Leptin causes the brain to store fat, which regulates menstruation and other pubertal changes, and subsequently reproductive function in childhood and adolescence period. At the beginning of puberty, an increase in body fat mass occurs precisely due to the high concentration of leptin in the blood. It implies a qualitative transition of adolescents to the phase of puberty. Children become obese, experience irregular menstruation, remain as if in prepuberty and have problems with secondary sexual characteristics if there is not enough leptin in their blood, or if they have a gene mutation,

It turns out that leptin, or the ob protein, is a hormone produced by fat cells and reacts to any changes in the body through receptors that pave the signal path for it.

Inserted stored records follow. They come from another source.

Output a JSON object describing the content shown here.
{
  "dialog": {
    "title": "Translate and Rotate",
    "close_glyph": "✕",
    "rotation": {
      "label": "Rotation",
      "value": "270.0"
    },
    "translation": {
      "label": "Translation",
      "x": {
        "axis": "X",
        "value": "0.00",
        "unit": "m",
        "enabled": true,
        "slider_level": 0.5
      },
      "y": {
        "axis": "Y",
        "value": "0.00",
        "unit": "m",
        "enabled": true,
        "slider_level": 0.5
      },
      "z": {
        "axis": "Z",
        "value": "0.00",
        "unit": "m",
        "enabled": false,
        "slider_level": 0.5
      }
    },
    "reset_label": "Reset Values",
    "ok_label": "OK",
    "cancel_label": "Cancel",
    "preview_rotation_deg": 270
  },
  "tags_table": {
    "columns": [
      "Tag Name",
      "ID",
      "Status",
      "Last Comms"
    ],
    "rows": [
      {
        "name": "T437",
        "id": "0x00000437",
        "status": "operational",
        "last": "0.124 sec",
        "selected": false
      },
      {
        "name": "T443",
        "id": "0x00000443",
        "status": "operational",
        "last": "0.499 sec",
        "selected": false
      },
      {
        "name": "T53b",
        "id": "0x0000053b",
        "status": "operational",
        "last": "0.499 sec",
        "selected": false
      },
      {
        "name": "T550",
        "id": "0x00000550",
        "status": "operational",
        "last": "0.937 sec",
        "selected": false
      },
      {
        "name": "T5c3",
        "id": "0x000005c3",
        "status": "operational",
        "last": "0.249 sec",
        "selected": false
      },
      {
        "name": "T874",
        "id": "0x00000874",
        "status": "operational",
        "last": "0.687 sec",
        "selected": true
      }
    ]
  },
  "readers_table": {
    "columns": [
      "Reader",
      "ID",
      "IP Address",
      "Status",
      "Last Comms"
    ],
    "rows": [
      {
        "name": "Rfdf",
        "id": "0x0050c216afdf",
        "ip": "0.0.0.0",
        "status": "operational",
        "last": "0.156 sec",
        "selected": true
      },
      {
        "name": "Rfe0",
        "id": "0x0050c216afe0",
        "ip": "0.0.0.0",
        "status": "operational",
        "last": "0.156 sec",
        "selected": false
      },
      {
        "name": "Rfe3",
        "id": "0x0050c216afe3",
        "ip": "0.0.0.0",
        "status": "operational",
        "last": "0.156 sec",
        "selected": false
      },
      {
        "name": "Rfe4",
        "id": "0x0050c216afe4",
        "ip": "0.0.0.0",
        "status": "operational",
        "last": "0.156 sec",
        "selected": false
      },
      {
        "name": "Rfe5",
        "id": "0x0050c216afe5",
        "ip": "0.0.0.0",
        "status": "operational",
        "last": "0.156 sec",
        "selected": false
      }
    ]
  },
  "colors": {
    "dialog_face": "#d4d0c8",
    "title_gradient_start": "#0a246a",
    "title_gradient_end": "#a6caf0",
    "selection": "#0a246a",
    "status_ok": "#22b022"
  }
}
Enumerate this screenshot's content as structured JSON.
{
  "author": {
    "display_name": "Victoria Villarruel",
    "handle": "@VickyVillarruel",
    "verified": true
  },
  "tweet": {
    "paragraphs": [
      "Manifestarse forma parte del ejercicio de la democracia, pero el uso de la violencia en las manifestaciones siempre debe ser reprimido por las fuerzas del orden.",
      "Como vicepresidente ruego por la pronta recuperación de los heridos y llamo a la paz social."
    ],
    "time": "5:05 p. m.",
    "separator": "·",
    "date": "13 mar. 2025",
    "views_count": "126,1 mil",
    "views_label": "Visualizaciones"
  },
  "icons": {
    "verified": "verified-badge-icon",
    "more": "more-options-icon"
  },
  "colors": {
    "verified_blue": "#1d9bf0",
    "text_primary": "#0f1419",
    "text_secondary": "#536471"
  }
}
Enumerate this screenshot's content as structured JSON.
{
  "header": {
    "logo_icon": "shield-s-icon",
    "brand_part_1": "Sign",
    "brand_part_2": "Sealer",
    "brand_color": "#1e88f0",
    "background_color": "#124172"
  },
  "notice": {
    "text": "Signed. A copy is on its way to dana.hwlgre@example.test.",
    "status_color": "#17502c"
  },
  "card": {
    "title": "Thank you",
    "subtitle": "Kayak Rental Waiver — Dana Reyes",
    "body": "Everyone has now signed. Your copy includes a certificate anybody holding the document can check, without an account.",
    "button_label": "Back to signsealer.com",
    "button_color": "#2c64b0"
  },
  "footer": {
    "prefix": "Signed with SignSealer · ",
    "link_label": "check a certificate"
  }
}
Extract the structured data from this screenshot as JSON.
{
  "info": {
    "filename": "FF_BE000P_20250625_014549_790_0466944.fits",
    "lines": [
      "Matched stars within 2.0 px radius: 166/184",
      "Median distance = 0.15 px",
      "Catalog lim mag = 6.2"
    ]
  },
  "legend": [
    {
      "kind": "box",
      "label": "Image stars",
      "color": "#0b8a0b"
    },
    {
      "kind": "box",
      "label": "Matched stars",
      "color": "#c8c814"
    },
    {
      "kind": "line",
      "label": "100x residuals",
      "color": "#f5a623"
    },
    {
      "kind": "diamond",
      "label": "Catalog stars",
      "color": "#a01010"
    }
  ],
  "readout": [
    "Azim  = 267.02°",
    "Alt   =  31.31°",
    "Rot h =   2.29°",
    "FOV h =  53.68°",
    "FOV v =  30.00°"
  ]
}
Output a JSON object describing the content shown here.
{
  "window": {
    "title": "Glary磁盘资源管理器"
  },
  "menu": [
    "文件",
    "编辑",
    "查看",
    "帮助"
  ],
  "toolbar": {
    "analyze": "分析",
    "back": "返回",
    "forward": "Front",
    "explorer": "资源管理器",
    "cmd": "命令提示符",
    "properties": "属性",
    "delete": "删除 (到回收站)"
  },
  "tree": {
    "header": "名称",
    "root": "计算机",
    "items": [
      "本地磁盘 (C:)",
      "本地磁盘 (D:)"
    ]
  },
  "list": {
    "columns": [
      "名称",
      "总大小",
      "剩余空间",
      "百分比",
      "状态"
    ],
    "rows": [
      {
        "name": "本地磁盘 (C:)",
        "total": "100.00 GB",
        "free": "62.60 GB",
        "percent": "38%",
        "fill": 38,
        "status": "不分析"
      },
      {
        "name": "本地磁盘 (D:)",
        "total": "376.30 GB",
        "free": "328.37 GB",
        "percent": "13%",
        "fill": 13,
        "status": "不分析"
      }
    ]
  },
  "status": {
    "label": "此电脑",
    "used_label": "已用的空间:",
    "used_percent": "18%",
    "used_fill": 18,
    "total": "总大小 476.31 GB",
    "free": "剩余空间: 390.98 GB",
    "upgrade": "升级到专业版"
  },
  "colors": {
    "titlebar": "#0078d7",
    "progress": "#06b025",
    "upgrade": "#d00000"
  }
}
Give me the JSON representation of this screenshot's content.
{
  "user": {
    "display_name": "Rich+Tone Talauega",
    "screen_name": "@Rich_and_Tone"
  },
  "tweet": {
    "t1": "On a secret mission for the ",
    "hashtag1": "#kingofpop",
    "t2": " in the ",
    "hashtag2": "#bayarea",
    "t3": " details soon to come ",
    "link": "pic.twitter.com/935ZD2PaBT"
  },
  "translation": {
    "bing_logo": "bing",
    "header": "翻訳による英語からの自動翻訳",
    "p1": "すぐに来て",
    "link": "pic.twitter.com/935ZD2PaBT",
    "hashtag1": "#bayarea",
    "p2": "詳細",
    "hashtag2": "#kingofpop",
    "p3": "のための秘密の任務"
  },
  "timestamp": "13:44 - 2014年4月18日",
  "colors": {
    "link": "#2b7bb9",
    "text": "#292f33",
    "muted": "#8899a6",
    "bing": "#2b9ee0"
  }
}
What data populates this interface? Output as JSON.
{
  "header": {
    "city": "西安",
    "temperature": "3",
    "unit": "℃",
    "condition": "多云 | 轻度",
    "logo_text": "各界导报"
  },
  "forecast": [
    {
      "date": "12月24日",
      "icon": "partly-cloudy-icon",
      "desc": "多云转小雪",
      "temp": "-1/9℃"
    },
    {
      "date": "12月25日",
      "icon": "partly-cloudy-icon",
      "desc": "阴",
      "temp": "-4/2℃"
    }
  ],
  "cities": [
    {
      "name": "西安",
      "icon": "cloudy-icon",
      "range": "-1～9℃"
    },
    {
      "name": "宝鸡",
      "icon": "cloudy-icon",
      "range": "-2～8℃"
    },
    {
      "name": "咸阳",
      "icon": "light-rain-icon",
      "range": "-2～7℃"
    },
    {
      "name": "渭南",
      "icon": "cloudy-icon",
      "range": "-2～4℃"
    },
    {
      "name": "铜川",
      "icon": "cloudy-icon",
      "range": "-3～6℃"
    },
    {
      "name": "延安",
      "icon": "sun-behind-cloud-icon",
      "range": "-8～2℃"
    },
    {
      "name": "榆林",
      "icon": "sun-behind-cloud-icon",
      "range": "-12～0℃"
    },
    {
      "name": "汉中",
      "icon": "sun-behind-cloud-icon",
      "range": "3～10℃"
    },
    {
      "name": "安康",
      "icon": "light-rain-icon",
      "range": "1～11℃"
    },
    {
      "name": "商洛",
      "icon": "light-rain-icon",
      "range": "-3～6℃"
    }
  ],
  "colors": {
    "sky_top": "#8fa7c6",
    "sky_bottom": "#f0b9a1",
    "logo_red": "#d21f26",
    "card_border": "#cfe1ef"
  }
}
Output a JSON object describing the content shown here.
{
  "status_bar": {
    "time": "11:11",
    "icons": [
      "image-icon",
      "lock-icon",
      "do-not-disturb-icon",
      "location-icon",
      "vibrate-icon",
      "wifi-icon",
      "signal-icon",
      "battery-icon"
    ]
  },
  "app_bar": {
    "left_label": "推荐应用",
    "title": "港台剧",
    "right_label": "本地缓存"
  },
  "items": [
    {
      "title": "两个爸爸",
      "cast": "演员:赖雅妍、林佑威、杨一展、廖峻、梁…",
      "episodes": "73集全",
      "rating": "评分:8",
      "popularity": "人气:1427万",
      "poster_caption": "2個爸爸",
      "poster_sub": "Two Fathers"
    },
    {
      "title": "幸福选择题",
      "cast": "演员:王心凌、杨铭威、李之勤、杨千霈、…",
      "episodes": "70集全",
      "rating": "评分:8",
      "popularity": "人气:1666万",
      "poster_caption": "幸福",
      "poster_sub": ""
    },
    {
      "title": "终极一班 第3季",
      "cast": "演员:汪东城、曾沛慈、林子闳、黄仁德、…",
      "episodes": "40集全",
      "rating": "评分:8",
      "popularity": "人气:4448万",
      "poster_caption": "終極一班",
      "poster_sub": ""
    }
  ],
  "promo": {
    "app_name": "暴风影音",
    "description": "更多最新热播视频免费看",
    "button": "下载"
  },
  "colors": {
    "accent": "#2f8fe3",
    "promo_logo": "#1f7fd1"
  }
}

Leptin signaling stimulates neuropeptides, resulting in either an absence or an increase in appetite. The level of the hormone indicates the overall energy reserve in the body, causes the central nervous system to regulate energy homeostasis.

Hormone deficiency can occur as a result of gene mutation or lipoatrophy, which leads to violations of many important functions: reproductive failure, obesity, insulin resistance, autoimmune pathologies. Therefore, the study of leptin is still going on today. It will take place in the near future to improve the early diagnosis of diseases, therapeutic measures for the correction of many nosologies.